Well this is a rare and unexpected victory for entertainment-loving consumers! Time Warner Cable Inc. bowed to pressure from customers last night and put aside (for now) plans to charge for Internet service by the gigabyte. The move comes two weeks after the nation's third-largest ISP announced it would bring metered pricing to BitTorrent fans in Rochester, New York, Austin, and San Antonio, Texas, and Greensboro, North Carolina, who all heroically threw shit fits.
Under Time Warner's current pricing structure, customers are charged at a fixed rate, regardless of how many streaming videos or free MP3s pass through their modems. But if TWC's plan had succeeded, you might've soon been forced to pay $1 or $2 for every downloaded gigabyte over a certain predetermined limit (to a maximum monthly price of $150, reportedly).

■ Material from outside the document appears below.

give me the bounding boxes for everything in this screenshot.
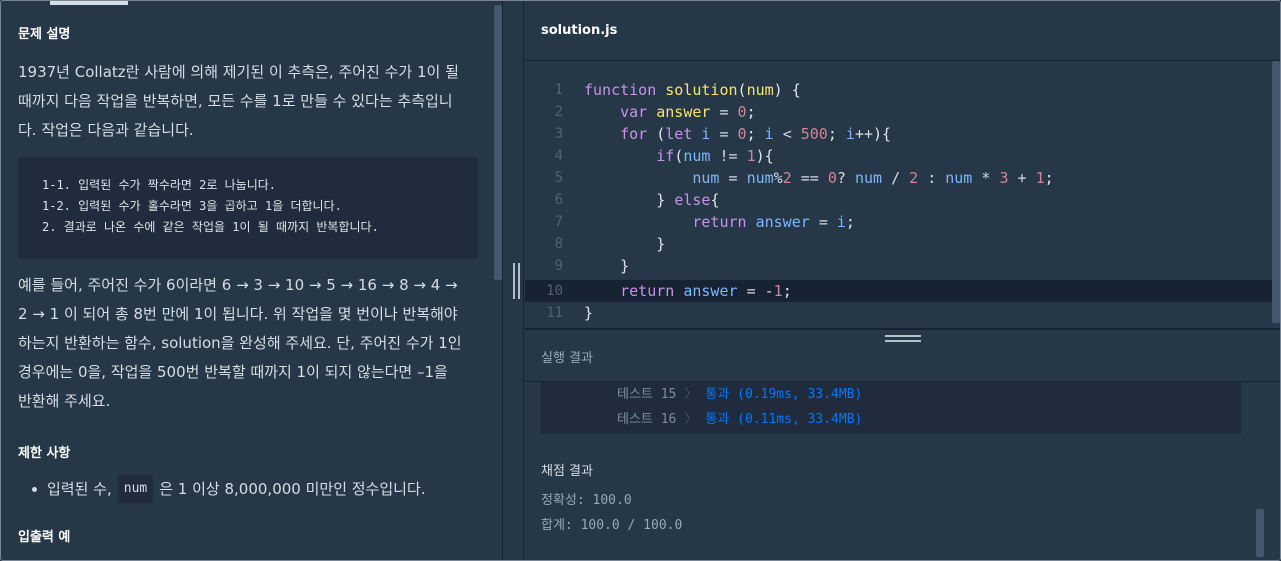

The biggest push back came from Rochester (this Vulture editor has not been so proud of his hometown since this), where U.S. Representative Eric Massa branded Time Warner a "functioning monopoly" and threatened legislation that would ban metered pricing.
This won't actually kill all plans for pay-by-the-gig billing — "We have heard from a vocal minority of our customers and have determined that we need to spend more time educating everyone on this new model," said TWC's CEO — but it'll hopefully put them on ice until we can get Verizon FiOS in our apartment. To celebrate, we're going to send everyone in our address book our entire C: drive as an e-mail attachment.